Nothing left for fundamental rights
The evidence of these and similar incidents led the EU Parliament to launch an investigation. The inquiry report states that Frontex was aware of fundamental rights violations in several cases, in areas where Frontex also participated in border control. However, the agency had neither prevented these incidents nor attempted to prevent future fundamental rights violations. The report also noted that Frontex has not adequately responded to either external or internal reports of human rights violations – the reporting system of so-called Serious Incident Reports, which is a tool for reporting human rights violations, does not work at all.
In addition to the violation of obligations under international law, there are countless physical and psychological uses of force by border officials against migrants, which are very often accompanied by pushbacks. People on the run are attacked with firearms, batons, attack dogs, sound cannons, and water cannons. They are robbed, tortured, abandoned, and killed. However, anyone who thinks this ought to prompt a decisive intervention by a European border management agency in the interest of “European values” remains disappointed.

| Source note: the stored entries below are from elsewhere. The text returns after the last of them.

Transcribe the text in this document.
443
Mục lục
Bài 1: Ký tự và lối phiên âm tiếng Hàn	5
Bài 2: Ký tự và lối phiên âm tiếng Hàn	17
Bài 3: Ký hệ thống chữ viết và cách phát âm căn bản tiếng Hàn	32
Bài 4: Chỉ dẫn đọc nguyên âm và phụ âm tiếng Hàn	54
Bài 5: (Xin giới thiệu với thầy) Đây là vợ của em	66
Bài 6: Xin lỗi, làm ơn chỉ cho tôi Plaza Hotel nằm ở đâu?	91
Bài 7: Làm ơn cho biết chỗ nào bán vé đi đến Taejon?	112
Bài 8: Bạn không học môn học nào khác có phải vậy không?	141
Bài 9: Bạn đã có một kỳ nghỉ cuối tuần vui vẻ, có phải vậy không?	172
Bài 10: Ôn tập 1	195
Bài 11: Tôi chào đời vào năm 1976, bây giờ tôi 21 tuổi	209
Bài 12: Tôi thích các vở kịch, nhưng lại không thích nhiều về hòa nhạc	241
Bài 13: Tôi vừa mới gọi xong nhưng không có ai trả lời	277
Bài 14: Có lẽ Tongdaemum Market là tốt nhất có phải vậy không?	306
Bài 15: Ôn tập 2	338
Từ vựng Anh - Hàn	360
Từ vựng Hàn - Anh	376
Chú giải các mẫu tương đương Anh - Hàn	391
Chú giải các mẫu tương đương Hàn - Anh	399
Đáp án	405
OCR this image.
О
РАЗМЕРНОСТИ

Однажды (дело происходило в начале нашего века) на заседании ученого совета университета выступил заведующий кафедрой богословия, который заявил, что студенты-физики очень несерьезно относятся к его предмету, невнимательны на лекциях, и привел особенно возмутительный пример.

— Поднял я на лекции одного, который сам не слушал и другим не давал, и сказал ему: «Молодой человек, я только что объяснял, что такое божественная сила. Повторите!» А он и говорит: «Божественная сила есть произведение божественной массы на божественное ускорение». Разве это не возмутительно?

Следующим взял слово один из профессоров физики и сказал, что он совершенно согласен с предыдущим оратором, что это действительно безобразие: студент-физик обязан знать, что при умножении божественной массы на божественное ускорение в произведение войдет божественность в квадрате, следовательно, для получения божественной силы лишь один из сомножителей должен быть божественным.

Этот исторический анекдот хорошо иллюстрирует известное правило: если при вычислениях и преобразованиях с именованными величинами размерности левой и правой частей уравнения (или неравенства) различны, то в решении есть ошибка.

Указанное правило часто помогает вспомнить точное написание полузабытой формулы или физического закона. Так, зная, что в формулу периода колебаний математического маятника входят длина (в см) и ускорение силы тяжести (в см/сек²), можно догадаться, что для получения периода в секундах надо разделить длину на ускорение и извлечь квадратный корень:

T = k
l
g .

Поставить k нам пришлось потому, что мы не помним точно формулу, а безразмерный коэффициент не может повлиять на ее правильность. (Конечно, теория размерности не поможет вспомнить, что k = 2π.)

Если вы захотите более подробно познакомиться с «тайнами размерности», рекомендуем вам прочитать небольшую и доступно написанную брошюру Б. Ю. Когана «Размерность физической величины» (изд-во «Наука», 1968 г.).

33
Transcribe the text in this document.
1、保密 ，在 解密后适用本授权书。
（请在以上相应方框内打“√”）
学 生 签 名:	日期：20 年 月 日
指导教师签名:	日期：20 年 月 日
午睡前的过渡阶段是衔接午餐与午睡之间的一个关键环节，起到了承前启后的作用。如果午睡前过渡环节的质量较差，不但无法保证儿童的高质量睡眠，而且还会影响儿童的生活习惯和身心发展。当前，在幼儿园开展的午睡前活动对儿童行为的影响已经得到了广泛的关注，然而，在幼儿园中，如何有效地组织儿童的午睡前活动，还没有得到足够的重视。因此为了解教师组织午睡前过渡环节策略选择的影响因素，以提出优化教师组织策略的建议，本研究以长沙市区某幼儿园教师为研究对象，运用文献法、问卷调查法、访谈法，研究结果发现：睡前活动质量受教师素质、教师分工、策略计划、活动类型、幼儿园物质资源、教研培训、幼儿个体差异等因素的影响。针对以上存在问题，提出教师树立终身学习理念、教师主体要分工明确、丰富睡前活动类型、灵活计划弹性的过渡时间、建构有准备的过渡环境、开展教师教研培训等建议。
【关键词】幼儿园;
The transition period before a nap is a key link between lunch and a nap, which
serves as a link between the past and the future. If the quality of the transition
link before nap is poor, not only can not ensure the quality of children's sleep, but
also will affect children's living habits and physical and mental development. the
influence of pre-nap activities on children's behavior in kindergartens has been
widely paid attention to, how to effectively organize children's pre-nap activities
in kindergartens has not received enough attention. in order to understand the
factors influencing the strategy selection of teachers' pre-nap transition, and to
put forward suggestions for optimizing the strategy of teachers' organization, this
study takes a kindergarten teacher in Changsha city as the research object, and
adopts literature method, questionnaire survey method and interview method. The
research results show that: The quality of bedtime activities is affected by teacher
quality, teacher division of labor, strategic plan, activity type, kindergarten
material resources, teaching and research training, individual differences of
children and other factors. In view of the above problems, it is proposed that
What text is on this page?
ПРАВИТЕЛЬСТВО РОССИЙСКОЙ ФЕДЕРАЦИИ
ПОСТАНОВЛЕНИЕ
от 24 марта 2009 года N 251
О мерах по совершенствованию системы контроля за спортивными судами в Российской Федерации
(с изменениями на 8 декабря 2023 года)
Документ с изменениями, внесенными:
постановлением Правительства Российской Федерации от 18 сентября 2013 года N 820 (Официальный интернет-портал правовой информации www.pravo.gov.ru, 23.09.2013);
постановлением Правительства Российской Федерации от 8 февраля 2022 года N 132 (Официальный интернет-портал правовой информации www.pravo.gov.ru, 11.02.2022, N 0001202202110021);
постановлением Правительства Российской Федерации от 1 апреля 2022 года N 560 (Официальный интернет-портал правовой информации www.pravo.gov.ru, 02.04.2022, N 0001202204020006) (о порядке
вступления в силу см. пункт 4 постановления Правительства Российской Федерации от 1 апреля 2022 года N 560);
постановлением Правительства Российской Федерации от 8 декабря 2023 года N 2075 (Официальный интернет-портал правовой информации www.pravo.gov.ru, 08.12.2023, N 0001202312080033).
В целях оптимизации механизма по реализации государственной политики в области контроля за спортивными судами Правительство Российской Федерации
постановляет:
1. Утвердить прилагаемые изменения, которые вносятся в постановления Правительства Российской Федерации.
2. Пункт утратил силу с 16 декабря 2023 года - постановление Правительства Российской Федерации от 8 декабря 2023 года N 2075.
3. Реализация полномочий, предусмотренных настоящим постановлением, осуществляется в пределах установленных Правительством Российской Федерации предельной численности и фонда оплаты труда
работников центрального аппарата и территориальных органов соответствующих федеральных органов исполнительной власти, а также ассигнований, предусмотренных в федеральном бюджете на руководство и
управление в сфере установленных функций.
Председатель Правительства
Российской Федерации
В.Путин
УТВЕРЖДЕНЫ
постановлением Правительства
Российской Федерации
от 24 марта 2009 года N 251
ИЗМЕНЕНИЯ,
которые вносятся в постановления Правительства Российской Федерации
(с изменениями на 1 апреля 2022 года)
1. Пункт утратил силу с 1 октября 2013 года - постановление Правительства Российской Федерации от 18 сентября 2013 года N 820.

When Fabrice Leggeri, the Executive Director of Frontex, visited the border between Belarus and Poland in October, he was positively impressed by the means used to “secure the border.” He praised the cooperation between Frontex and Poland since the beginning of the “crisis.” Meanwhile, he did not say a word about the thousands of people who were blocked at this very border under inhumane conditions. A few weeks later, Frontex announced its intention to participate in the deportation of 1700 Iraqi refugees from this very border region.
A look at the past months shows that Frontex, under appropriate public pressure, has distanced itself from all too obviously violent actions of certain national border authorities. However, as the executive body of the European policy of closure, Frontex contributes directly and indirectly to deterring and turning back people. The violence that accompanies this is accepted – or delegated, as shown not least by the ongoing collaboration between Frontex and the so-called Libyan “coast guard.”